Narromine, NSW Australia, 1983.
One summer night when I was twelve years old, our cousins came to stay at our home. The adults went out for the evening, leaving me in charge of the other four kids. There were five of us: our two cousins, my sister and me, and my brother (nicknamed Mog) was the youngest at about seven years of age.
We mostly watched TV and played Monopoly as the night passed, and later, a storm rolled in. It was not a particularly violent storm, but the youngest two were frightened by the thunder, wind, and the sound of the house groaning. A little frightened myself, I went through the house turning on every light in every room.

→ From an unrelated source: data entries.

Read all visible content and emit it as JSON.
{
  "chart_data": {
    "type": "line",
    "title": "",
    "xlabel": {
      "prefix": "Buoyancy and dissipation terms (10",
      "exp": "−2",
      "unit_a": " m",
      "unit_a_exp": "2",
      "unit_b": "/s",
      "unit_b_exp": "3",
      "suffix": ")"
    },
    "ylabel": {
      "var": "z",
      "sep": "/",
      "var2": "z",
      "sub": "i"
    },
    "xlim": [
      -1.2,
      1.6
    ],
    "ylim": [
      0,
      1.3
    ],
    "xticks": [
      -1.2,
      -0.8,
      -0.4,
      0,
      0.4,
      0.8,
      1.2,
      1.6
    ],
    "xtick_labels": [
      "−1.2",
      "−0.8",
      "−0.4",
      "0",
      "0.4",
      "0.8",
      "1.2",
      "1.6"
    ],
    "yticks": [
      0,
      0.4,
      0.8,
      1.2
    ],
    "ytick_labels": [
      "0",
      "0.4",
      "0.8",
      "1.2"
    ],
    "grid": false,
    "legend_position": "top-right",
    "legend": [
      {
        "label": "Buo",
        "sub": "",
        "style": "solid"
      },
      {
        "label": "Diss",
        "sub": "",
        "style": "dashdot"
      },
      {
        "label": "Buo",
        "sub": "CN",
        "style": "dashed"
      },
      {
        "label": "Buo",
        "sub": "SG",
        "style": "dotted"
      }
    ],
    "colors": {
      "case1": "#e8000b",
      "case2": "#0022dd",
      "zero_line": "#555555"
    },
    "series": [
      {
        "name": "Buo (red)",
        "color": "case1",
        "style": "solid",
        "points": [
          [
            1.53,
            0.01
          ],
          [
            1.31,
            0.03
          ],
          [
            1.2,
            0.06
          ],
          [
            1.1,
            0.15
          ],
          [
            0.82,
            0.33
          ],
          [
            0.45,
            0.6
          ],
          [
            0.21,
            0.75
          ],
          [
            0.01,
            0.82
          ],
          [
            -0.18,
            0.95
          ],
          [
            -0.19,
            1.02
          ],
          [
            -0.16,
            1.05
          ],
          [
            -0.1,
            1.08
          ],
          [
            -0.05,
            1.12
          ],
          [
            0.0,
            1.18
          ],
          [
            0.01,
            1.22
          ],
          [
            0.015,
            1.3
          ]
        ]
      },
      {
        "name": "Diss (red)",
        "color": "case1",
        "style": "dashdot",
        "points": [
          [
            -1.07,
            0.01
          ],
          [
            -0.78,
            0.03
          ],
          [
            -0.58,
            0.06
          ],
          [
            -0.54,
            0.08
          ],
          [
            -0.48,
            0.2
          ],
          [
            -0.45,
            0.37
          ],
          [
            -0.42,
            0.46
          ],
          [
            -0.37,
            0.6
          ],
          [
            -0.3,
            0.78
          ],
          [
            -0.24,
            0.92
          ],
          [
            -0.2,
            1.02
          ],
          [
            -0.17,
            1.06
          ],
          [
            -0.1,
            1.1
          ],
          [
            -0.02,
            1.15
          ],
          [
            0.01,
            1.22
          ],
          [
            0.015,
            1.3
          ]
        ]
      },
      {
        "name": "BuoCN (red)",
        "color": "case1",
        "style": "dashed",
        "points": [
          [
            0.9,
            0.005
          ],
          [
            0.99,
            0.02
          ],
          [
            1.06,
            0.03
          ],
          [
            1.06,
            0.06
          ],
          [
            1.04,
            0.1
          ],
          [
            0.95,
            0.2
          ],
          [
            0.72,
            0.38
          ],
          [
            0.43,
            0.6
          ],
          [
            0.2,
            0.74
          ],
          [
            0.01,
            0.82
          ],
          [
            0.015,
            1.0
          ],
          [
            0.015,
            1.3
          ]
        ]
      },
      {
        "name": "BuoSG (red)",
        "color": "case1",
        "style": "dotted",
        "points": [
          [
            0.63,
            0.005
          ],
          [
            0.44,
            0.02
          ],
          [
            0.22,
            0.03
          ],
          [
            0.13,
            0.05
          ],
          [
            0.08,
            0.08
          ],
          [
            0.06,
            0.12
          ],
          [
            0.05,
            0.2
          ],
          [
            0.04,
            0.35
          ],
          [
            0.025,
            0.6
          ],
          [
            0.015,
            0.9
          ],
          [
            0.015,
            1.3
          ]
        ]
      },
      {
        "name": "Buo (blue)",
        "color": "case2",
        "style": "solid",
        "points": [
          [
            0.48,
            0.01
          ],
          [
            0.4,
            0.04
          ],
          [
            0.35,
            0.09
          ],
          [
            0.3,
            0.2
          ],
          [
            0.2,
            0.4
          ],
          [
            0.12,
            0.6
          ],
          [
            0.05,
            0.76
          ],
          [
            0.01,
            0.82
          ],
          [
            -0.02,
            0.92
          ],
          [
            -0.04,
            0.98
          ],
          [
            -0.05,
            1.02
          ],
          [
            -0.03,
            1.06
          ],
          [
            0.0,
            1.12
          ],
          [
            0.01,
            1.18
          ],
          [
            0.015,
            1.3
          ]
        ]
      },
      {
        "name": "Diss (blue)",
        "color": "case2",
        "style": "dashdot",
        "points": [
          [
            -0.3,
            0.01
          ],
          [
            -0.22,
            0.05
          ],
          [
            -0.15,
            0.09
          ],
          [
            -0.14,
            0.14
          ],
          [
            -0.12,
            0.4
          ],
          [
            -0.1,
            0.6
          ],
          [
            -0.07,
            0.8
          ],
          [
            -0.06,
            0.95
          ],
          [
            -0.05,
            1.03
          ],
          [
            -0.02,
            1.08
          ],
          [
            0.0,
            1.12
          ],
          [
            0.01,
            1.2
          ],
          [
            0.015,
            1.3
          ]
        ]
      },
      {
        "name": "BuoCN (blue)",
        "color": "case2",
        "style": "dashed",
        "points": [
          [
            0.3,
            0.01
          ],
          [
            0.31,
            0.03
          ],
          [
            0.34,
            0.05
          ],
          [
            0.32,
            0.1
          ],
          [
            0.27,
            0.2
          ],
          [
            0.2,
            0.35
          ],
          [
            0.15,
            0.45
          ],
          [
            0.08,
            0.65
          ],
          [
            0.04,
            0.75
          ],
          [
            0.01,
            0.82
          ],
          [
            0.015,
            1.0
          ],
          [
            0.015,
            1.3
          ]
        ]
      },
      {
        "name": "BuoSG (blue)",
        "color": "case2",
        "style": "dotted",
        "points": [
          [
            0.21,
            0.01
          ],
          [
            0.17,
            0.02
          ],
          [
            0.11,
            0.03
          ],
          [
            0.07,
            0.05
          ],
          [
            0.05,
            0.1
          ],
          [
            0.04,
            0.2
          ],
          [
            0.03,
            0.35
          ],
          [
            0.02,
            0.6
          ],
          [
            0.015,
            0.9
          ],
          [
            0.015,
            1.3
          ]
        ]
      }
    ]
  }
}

The entire time, I was picturing something black following and watching me, hovering just above and behind me as I walked from room to room. With my neck hairs bristling, I ran back to the others in the warmly lit living room, and as I sat on the floor the power went off. At that very moment, there was a bright flash of lightning by which we all saw each other, wide-eyed and pale-faced. It was a scene from a nightmare, and one of our cousins let out a soft high-pitched cry.
More lightning flashed and thunder cracked louder and louder. Occasionally the room was lit as if the morning sun streamed in, and we all saw each other in our fear. A real fear it was. Not just a childish fear of the storm and the dark, but the awful feeling I had earlier was on us all. We sat talking softly for a long time. The storm eventually calmed and the wind died down, but the house stayed dark.
Although there was still some lightning and distant rumbling, Mog decided that the break in the storm was the perfect opportunity to go to the toilet. None of us would go with him. He was terrified but bravely left the room alone. Within a few minutes we heard the toilet flush and seconds later, his bare feet slapping quickly across the kitchen floor and into the living room. He sat quietly on the carpet with us and I could hear him breathing heavily.
Another hour or so passed and the living room was suddenly lit from outside by the headlights of the family car arriving home. The grownups opened the door and came down the hall and into the kitchen where dad opened a cupboard and took matches and some candles. Soon the house was lit with dim, flickering light that threw dancing shadows up the walls and across the ceilings.
Our cousins left with their parents, my sister went to her own room, and my brother and I went to our room. As we lay in our beds falling asleep, he told me that on his way back from the toilet, there was a flash of lightning that lit up the hallway.
He described to me in great detail what he saw in that flash. The body of a little boy; dead and propped in a sitting position against the wall.
It was gone when another flash lit up the hall.